When I was shooting film, my favorite lens for my Leica M4s was a SuperAngulon 21mm. I valued and used its delicious balance of superlative optics and fascinating wide-angle distortion. Shooting with that lens enabled me to make choices about how I would capture and share what I saw, using a particular and very personal perspective. The Super Angulon gave me creative options and challenged me to put more and more of myself (my vision and spirit, that is) into my pictures. Similarly, I would spend many hours in my darkroom, breathing in all those chemical fumes while manipulating my photos, bringing out the details that mattered the most to me, subduing those that distracted from what I wanted the photos to say.

Now that I shoot digitally, Adobe Lightroom and Photoshop are my darkroom, with only a handful of add-ons such as Silver Efex Pro. I need high-powered technology for processing my large images (up to 1 gigabyte each), and I was relieved when I upgraded to a state-of-the-art, loaded-for-bear 64-bit, Quad Core HP workstation. Then, when HP provided a 44″ giclée Designjet Photo Printer for my exhibition prints, I discovered new creative challenges and opportunities to express my personal vision for my American Hands photos. For several weeks before the installation of each of my exhibits, I found myself staying up all hours of the day and night (often sleeping only three hours out of each day), exploring how far I could push myself creatively.

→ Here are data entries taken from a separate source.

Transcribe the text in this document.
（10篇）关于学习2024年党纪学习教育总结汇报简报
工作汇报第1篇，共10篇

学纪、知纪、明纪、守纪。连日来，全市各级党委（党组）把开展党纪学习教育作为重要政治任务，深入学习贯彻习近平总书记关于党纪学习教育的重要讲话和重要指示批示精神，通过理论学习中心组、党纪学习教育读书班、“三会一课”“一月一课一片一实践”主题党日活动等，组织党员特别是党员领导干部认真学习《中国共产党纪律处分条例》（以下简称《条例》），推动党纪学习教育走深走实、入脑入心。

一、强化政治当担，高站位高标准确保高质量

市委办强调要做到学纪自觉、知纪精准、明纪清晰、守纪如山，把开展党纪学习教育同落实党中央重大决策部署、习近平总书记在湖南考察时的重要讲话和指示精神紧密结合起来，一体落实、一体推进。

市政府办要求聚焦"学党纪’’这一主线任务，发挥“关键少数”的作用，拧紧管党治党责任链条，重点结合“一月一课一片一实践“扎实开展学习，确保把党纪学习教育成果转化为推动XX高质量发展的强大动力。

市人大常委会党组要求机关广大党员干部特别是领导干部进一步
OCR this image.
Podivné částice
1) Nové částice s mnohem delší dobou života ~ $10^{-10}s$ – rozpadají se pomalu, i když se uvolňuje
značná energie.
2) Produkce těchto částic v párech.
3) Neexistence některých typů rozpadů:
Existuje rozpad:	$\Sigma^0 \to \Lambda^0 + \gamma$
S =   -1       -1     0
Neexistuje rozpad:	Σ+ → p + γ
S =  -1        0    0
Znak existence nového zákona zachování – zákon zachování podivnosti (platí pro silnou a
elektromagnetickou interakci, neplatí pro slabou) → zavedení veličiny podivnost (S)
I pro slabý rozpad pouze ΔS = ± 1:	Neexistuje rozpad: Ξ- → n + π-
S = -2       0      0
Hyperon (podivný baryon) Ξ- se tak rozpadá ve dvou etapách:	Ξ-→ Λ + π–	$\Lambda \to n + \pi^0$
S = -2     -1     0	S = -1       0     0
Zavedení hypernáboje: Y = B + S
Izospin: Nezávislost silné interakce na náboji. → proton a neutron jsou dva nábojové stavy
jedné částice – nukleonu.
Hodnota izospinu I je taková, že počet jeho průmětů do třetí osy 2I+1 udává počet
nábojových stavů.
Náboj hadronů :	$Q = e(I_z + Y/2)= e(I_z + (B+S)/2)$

And, to a large degree, it was the new technology in my studio that enabled that burst of round-the-clock creative energy.

No, I see no contradiction between being a recognized expert in digital photo technology, and a photographer who focuses on people engaged in traditional crafts. In fact, it is my personal involvement in using the technology (and pushing it to its limits for my creative purposes) that makes me a good, effective tech critic. I have no patience for hardware or software that fails by becoming so evident and intrusive that it gets in my way. Good technology is transparent, invisible, putting up no obstacles to achieving whatever it is you want with the tools it provides.